Em 1958, Ramon retornou à Costa Leste e juntou-se à Bruderhof, uma comunidade cristã localizada perto de New York. Sender permaneceu lá por quase um ano e meio, e então decidiu retornar à Costa Oeste. De volta a San Francisco, ele se matriculou em um curso completo de estudos musicais no San Francisco Conservatory, tendo aulas de harmonia com Sol Joseph e audição, improvisação e composição com Robert Erickson. Estudou no Conservatory de 1959 a 1962 e neste período, nas aulas de Erickson, ele conheceu a Pauline Oliveros e reencontrou o Loren Rush. No seu segundo ano no conservatório, ele interessou-se em adicionar fitas pré-gravadas às suas composições e passou a utilizar a sala de aula de Robert Erickson como seu estúdio de gravação. Durante o verão seguinte, ele decidiu construir um estúdio de música eletrônica no sótão do San Francisco Conservatory e, utilizando um martelo e uma talhadeira, fez uma sala para abrigar o estúdio. Em outubro de 1961, o estúdio de música eletrônica estava pronto, com equipamentos coletados, construídos e adquiridos por Ramon Sender. O concerto de inauguração do estúdio foi chamado de Sonics e, na sequência, uma série de seis Sonics aconteceu, entre dezembro de 1961 e junho de 1962, com peças de compositores como Pauline Oliveros, Morton Subotnick, Terry Riley, Bruno Maderna, Luciano Berio e James Tenney, entre tantos outros.
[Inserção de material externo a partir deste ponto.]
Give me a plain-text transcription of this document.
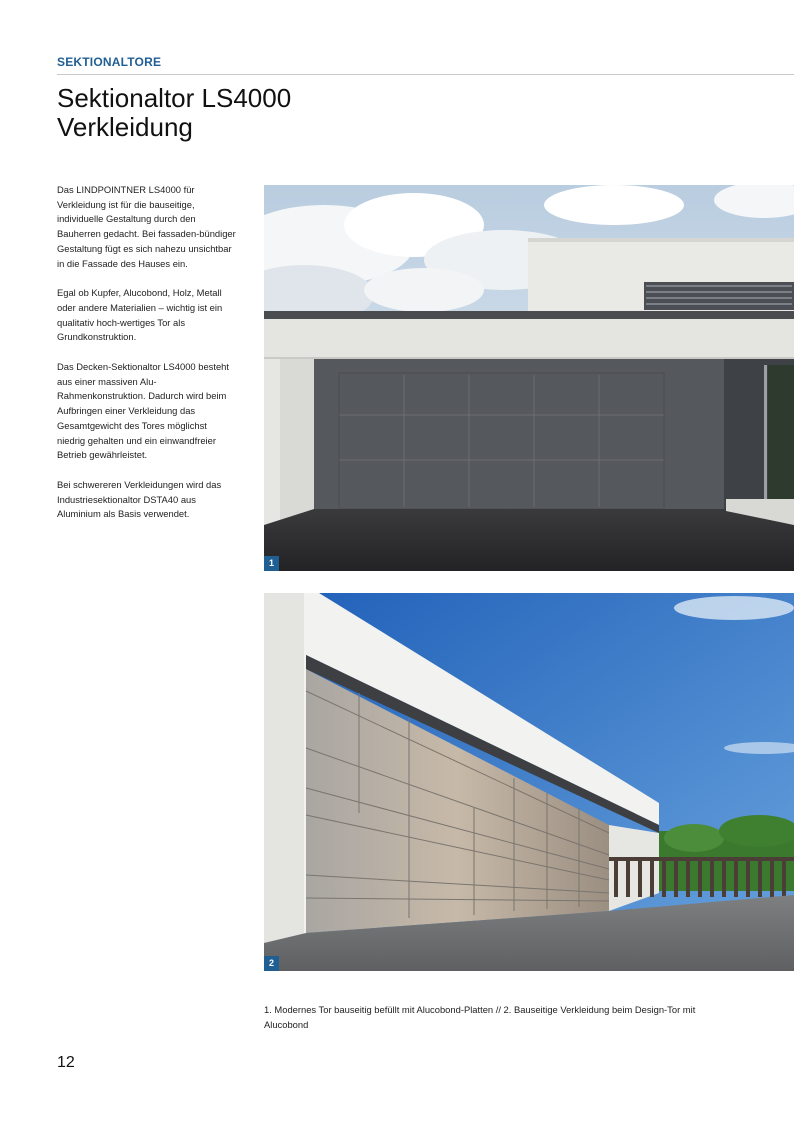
SEKTIONALTORE
Sektionaltor LS4000
Verkleidung

Das LINDPOINTNER LS4000 für Verkleidung ist für die bauseitige, individuelle Gestaltung durch den Bauherren gedacht. Bei fassaden-bündiger Gestaltung fügt es sich nahezu unsichtbar in die Fassade des Hauses ein.

Egal ob Kupfer, Alucobond, Holz, Metall oder andere Materialien – wichtig ist ein qualitativ hoch-wertiges Tor als Grundkonstruktion.

Das Decken-Sektionaltor LS4000 besteht aus einer massiven Alu-Rahmenkonstruktion. Dadurch wird beim Aufbringen einer Verkleidung das Gesamtgewicht des Tores möglichst niedrig gehalten und ein einwandfreier Betrieb gewährleistet.

Bei schwereren Verkleidungen wird das Industriesektionaltor DSTA40 aus Aluminium als Basis verwendet.

1
2

1. Modernes Tor bauseitig befüllt mit Alucobond-Platten // 2. Bauseitige Verkleidung beim Design-Tor mit Alucobond

12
Ramon Sender teve suas composições "Transversals" (1961), "Kronos" (1962), "Parade" (1962) e "Tropical Fish Opera" (1962) apresentadas pela primeira vez em alguns destes concertos. O último dos Sonics aconteceu no dia 11 de junho de 1962 e, logo em seguida, Ramon Sender e Morton Subotnick fundaram oficialmente o San Francisco Tape Music Center, juntando seus equipamentos e mudando-se para uma antiga casa vitoriana localizada na Jones Street, número 1537, em Russian Hill, San Francisco. Neste local eles permaneceram por alguns meses antes de mudarem-se novamente, desta vez para uma casa no número 321 da Divisadero Street (não antes de um incêndio acontecer no casarão antigo da Jones Street.) A última apresentação na Jones Street foi "City Scale", um happening escrito e dirigido por Ramon Sender, Anthony Martin e Ken Dewsey, para o qual uma grande parte da cidade de San Francisco foi utilizada como palco.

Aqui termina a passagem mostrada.